Lirik tersebut, ujarnya, menjadi bentuk keyakinan bahwa masyarakat Jogjakarta mampu hidup berdampingan dan menjaga perdamaian satu sama lain. Lewat lagu itu juga, Indiarto mengajak para peserta diskusi bernostalgia melihat Jogjakarta 15-20 yang lalu di mana kebersamaan dan perdamaian dipertontonkan masyarakat.

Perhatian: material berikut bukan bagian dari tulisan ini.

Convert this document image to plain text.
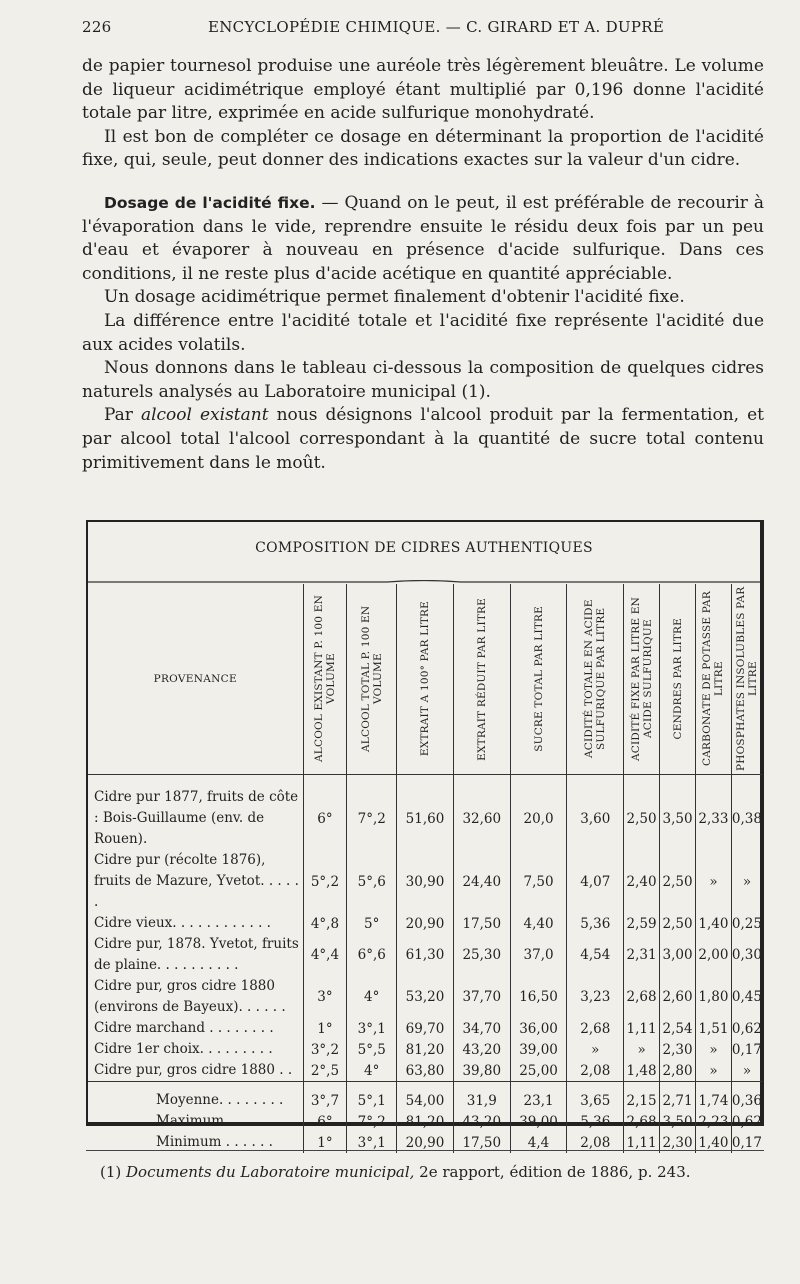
226	ENCYCLOPÉDIE CHIMIQUE. — C. GIRARD ET A. DUPRÉ

de papier tournesol produise une auréole très légèrement bleuâtre. Le volume de liqueur acidimétrique employé étant multiplié par 0,196 donne l'acidité totale par litre, exprimée en acide sulfurique monohydraté.

Il est bon de compléter ce dosage en déterminant la proportion de l'acidité fixe, qui, seule, peut donner des indications exactes sur la valeur d'un cidre.

Dosage de l'acidité fixe. — Quand on le peut, il est préférable de recourir à l'évaporation dans le vide, reprendre ensuite le résidu deux fois par un peu d'eau et évaporer à nouveau en présence d'acide sulfurique. Dans ces conditions, il ne reste plus d'acide acétique en quantité appréciable.

Un dosage acidimétrique permet finalement d'obtenir l'acidité fixe.

La différence entre l'acidité totale et l'acidité fixe représente l'acidité due aux acides volatils.

Nous donnons dans le tableau ci-dessous la composition de quelques cidres naturels analysés au Laboratoire municipal (1).

Par alcool existant nous désignons l'alcool produit par la fermentation, et par alcool total l'alcool correspondant à la quantité de sucre total contenu primitivement dans le moût.

COMPOSITION DE CIDRES AUTHENTIQUES
PROVENANCE	ALCOOL EXISTANT P. 100 EN VOLUME	ALCOOL TOTAL P. 100 EN VOLUME	EXTRAIT A 100° PAR LITRE	EXTRAIT RÉDUIT PAR LITRE	SUCRE TOTAL PAR LITRE	ACIDITÉ TOTALE EN ACIDE SULFURIQUE PAR LITRE	ACIDITÉ FIXE PAR LITRE EN ACIDE SULFURIQUE	CENDRES PAR LITRE	CARBONATE DE POTASSE PAR LITRE	PHOSPHATES INSOLUBLES PAR LITRE

Cidre pur 1877, fruits de côte : Bois-Guillaume (env. de Rouen).	6°	7°,2	51,60	32,60	20,0	3,60	2,50	3,50	2,33	0,38
Cidre pur (récolte 1876), fruits de Mazure, Yvetot. . . . . .	5°,2	5°,6	30,90	24,40	7,50	4,07	2,40	2,50	»	»
Cidre vieux. . . . . . . . . . . .	4°,8	5°	20,90	17,50	4,40	5,36	2,59	2,50	1,40	0,25
Cidre pur, 1878. Yvetot, fruits de plaine. . . . . . . . . .	4°,4	6°,6	61,30	25,30	37,0	4,54	2,31	3,00	2,00	0,30
Cidre pur, gros cidre 1880 (environs de Bayeux). . . . . .	3°	4°	53,20	37,70	16,50	3,23	2,68	2,60	1,80	0,45
Cidre marchand . . . . . . . .	1°	3°,1	69,70	34,70	36,00	2,68	1,11	2,54	1,51	0,62
Cidre 1er choix. . . . . . . . .	3°,2	5°,5	81,20	43,20	39,00	»	»	2,30	»	0,17
Cidre pur, gros cidre 1880 . .	2°,5	4°	63,80	39,80	25,00	2,08	1,48	2,80	»	»
Moyenne. . . . . . . .	3°,7	5°,1	54,00	31,9	23,1	3,65	2,15	2,71	1,74	0,36
Maximum. . . . . .	6°	7°,2	81,20	43,20	39,00	5,36	2,68	3,50	2,23	0,62
Minimum . . . . . .	1°	3°,1	20,90	17,50	4,4	2,08	1,11	2,30	1,40	0,17
(1) Documents du Laboratoire municipal, 2e rapport, édition de 1886, p. 243.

Masalah kebergaman memang tengah jadi isu nasional. Pun dengan Jogjakarta yang juga mendapat slogan City of Tolerance pada 2003. Slogan tersebut ditelanjangi dengan maraknya aksi kekerasan yang menimpa warga minoritas di Jogja. Realitas yang demikian menjadi alasan Jaringan Masyarakat Sipil (Gusdurian, Our Indonesia, dan Komunitas Makaryo) membuat gelaran diskusi yang dihadiri oleh sejumlah tokoh ini. Tujuannya adalah menelisik sejumlah faktor yang menyebabkan kekerasan dan membuat Jogja kembali mempertontonkan kebersamaan laiknya dalam lirik tersebut.

Hairus Salim, peneliti LKis memaparkan bahwa kondisi politik mempengaruhi lahirnya kekerasan terhadap warga minoritas. Ia memaparkan bagaimana perubahan politik ketika dan paska Orde Baru mempengaruhi maraknya kekerasan.

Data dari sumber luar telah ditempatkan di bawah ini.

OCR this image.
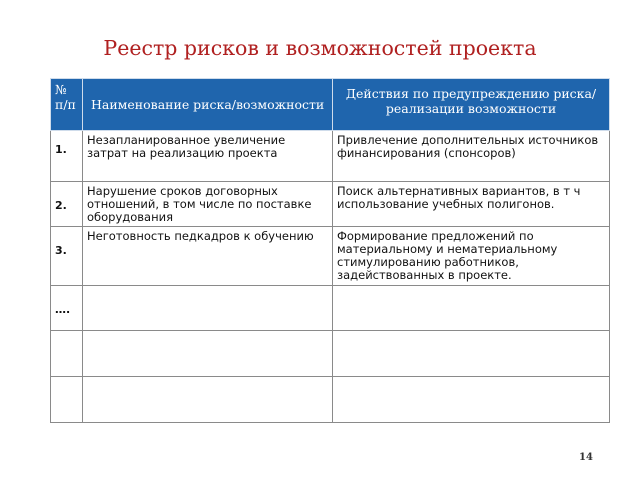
Реестр рисков и возможностей проекта
№ п/п	Наименование риска/возможности	Действия по предупреждению риска/ реализации возможности
1.	Незапланированное увеличение затрат на реализацию проекта	Привлечение дополнительных источников финансирования (спонсоров)
2.	Нарушение сроков договорных отношений, в том числе по поставке оборудования	Поиск альтернативных вариантов, в т ч использование учебных полигонов.
3.	Неготовность педкадров к обучению	Формирование предложений по материальному и нематериальному стимулированию работников, задействованных в проекте.
….		

14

“Waktu Orba, negara mengatur agenda keagamaan. Setelah Soeharto jatuh malah berbalik. Dinamika keagamaan justru mengatur panggung politik. MUI contohnya, lembaga non negara ini dengan mudah mengatur dengan fatwa-fatwa yang bertujuan menyeragamkan satu pandangan keagamaan,” katanya.

Produk dari penyeragaman adalah lahirnya kekerasan yang dilakukan sejumlah pihak yang berpaham sama dengan MUI. Mereka, tambah Hairus, merasa didukung oleh MUI. “Jadinya banyak penghancuran diskotik lalu menyerang para pengikut aliran kepercayaan seperti Kejawen dan lain sebagainya,” katanya.

Dari sudut pandang budaya, Pendeta Indianto memaparkan bahwa pergeseran nilai jadi penyebabnya. Seperti janjinya ketika selesai menyanyikan kidung, ia mengajak peserta bernostalgia. “Jogjakarta waktu saya kuliah tahun 91 itu adem, nyaman, dan tenteram. Mau nyebrang jalan, pengendaranya stop menghormati. Bahkan sampai bilang,’monggo Pak, pinarak Bu’. Tapi sekarang, wah nggak ada yang begitu,” ceritanya.

Cerita pendeta yang kesehariannya senang menggunakan baju koko ini dilengkapi oleh Elga Sarapung, pembicara dari Interfidei. Modernisme menurutnya menjadi sebab hilangnya akar budaya dalam sebagian besar masyarakat Jawa. Hasilnya adalah saling curiga dan prasangka yang mampu menyebabkan terjadinya kekerasan.

“Ini tidak terjadi dalam masyarakat yang berbeda agama saja. Tapi juga dalam komunitas yang sama. Toleransi sudah nggak ada jika tiap individu di masyarakat memulai komunikasi dengan menyisakan kecurigaan,” tambahnya.

Hukum memperparah intoleransi yang marak terjadi di Jogjakarta. Para penegak hukum mati kutu melihat adanya wacana di masyarakat yang memicu kekerasan. Spanduk yang berisi kebencian pada penganut madhzab tertentu dibiarkan begitu saja.

“Para penegak hukum diam aja. Mereka malah menunggu adanya laporan dulu terkait media penyebar yang memicu konflik atau ketika ada konflik. Nggak ada inisiatif sama sekali,” ujar Subkhi Ridho dari Muhammadiyah.

Pada akhir diskusi dibacakan pernyataan sikap Jaringan Masyarakat Sipil Yogyakarta. Empat butir pernyataan tersebut tegas menolak adanya kekerasan di Jogja berdalih apapun. Pertama, Menolak penggunaan kekerasan oleh siapa dan atas nama apapun untuk mewujudkan semangat toleransi. Kedua, Mendorong semua pihak menggunakan cara damai dalam menyelesaikan konflik. Ketiga, membangun strategi kebudayaan dan mekanisme konkrit mencegah terjadinya praktik kekerasan. Keempat, mendorong adanya tindakan tegas pihak berwajib untuk menekan adanya ancaman terhadap kebhinekaan Indonesia.